Only softether client software can connect to server

[FabioPD]

Hi all, I set up a Vpn server on a win machine.
My problem is that I'm able to connect to it only using the Softether client software for windows (works both with and without vpnAzure but not without Nat-T); if I try to use the embedded Vpn client on win or the one of iPhone-iPad or even tunnelblink for my Mac, I can't establish the connection. The error says that the server was not find.
I already forwarded 500 and 4500 to the Vpn server.
Do you have any suggestion?

[Petrol]

Hello,

For the L2TP protocol to work (the built in windows, IOS, android clients), you also need to open the UDP port 1701.

[FabioPD]

Hi and thanks for the answer.
I already did that as well - didn't write that because I read that according to some other guy it's not necessary. But in any case it's already open that port as well. I still can't understand why ONLY Softether client software works..

[Petrol]

Make sure you have enabled l2tp support on the server. It is disabled by default.

please check this page from the manual :

https://www.softether.org/4-docs/2-howt ... VPN_Server

[FabioPD]

Yeah, everything is enabled.

Here is the question:

Would this kind of clients (not using Softether client software) work behind NAT? I forwarded ports on my router but of course I cannot work on the NAT of my IPS...does my question make sense?

Thanks

[FabioPD]

up.
thanks

[thisjun]

Does router WAN port have global IP address?

[FabioPD]

Nope, It has a private dynamic ip since there is NAT from my ISP!!! Is this the problem?

[thisjun]

I think so.

[FabioPD]

But then what is special in Softether Client compared to other softwares?

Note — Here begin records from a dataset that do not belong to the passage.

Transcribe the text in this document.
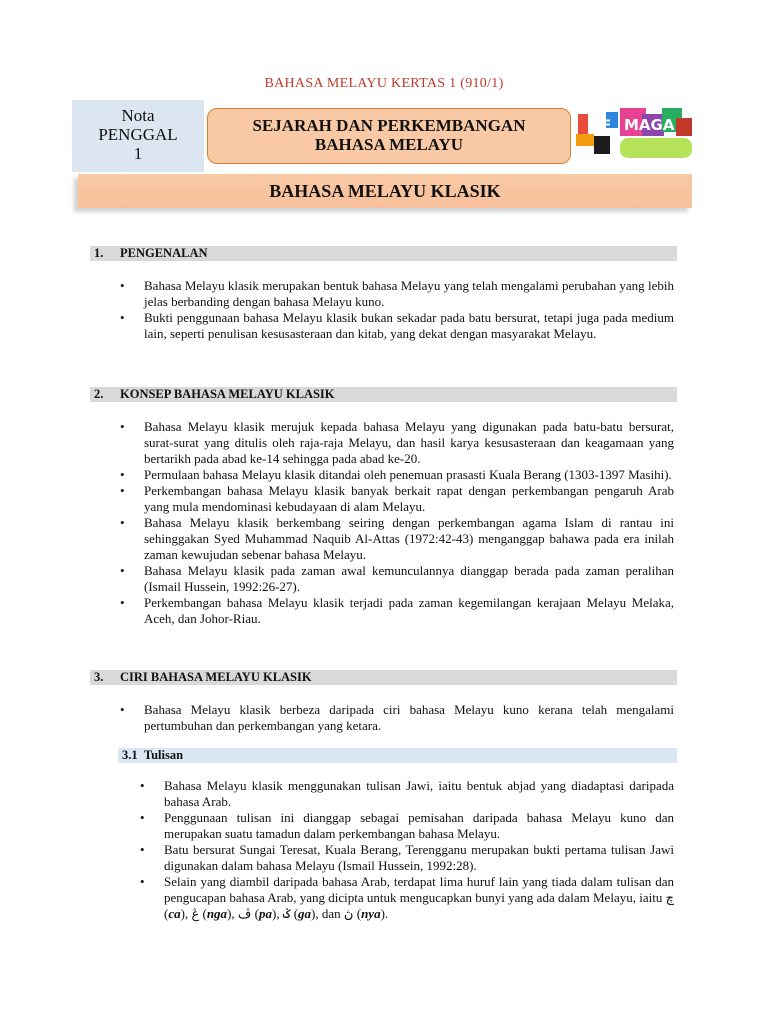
BAHASA MELAYU KERTAS 1 (910/1)
Nota
PENGGAL
1
SEJARAH DAN PERKEMBANGAN
BAHASA MELAYU
DE MAGA
BAHASA MELAYU KLASIK
1. PENGENALAN
• Bahasa Melayu klasik merupakan bentuk bahasa Melayu yang telah mengalami perubahan yang lebih jelas berbanding dengan bahasa Melayu kuno.
• Bukti penggunaan bahasa Melayu klasik bukan sekadar pada batu bersurat, tetapi juga pada medium lain, seperti penulisan kesusasteraan dan kitab, yang dekat dengan masyarakat Melayu.
2. KONSEP BAHASA MELAYU KLASIK
• Bahasa Melayu klasik merujuk kepada bahasa Melayu yang digunakan pada batu-batu bersurat, surat-surat yang ditulis oleh raja-raja Melayu, dan hasil karya kesusasteraan dan keagamaan yang bertarikh pada abad ke-14 sehingga pada abad ke-20.
• Permulaan bahasa Melayu klasik ditandai oleh penemuan prasasti Kuala Berang (1303-1397 Masihi).
• Perkembangan bahasa Melayu klasik banyak berkait rapat dengan perkembangan pengaruh Arab yang mula mendominasi kebudayaan di alam Melayu.
• Bahasa Melayu klasik berkembang seiring dengan perkembangan agama Islam di rantau ini sehinggakan Syed Muhammad Naquib Al-Attas (1972:42-43) menganggap bahawa pada era inilah zaman kewujudan sebenar bahasa Melayu.
• Bahasa Melayu klasik pada zaman awal kemunculannya dianggap berada pada zaman peralihan (Ismail Hussein, 1992:26-27).
• Perkembangan bahasa Melayu klasik terjadi pada zaman kegemilangan kerajaan Melayu Melaka, Aceh, dan Johor-Riau.
3. CIRI BAHASA MELAYU KLASIK
• Bahasa Melayu klasik berbeza daripada ciri bahasa Melayu kuno kerana telah mengalami pertumbuhan dan perkembangan yang ketara.
3.1 Tulisan
• Bahasa Melayu klasik menggunakan tulisan Jawi, iaitu bentuk abjad yang diadaptasi daripada bahasa Arab.
• Penggunaan tulisan ini dianggap sebagai pemisahan daripada bahasa Melayu kuno dan merupakan suatu tamadun dalam perkembangan bahasa Melayu.
• Batu bersurat Sungai Teresat, Kuala Berang, Terengganu merupakan bukti pertama tulisan Jawi digunakan dalam bahasa Melayu (Ismail Hussein, 1992:28).
• Selain yang diambil daripada bahasa Arab, terdapat lima huruf lain yang tiada dalam tulisan dan pengucapan bahasa Arab, yang dicipta untuk mengucapkan bunyi yang ada dalam Melayu, iaitu چ (ca), ڠ (nga), ڤ (pa), ݢ (ga), dan ڽ (nya).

I tried to establish a PPTP VPN (which should support NAT-T) from my iPhone and iPad but they don't work..

[thisjun]

I recommend that you should use cloud server for VPN server.

[FabioPD]

Hi, what do you mean with cloud server? Do you mean Azure VPN or something else? thanks

[qupfer]

Petrol wrote:
> Hello,
>
> For the L2TP protocol to work (the built in windows, IOS, android clients),
> you also need to open the UDP port 1701.

No, its not. 1701 is for L2TP. But the "L2TP-Traffic" is encapsulated in IPSec.
Just UDP 500 and UDP 4500 is needed.

Can you post your ovpn-config file? And maybe you can verify with wireshark/tcpdump, that traffic "arrives" at the server then you try ipsec?
For example on server-side with tcpdump
sudo tcpdump -n -i SERVERINTERFACE "udp and (port 500 or port 4500)"
sudo tcpdump -n -i br0 "udp and (port 500 or port 4500)"


Edit: I read, you tried PPTP??? Softether Server does NOT support PPTP. Only L2TP/IPsec and SSTP.
SSTP needs a valid Certificate on Clients....so thats not that easy to configure.
I recommend OpenVPN in TCP-Mode at Port 443. Nearly as "robust" as SSTP and Softether against (simple) Firewalls, but works on Windows/Linux/OSX/iOS and Android.
L2TP/Ipsec works also with every Client and you can use the build-in Client, but IPsec is more often blocked by firewalls. Because many public Networks are blocking UDP-Traffic.

[thisjun]

I think your network environment is not suitable for VPN server.
So, please use a VPS service to install VPN server.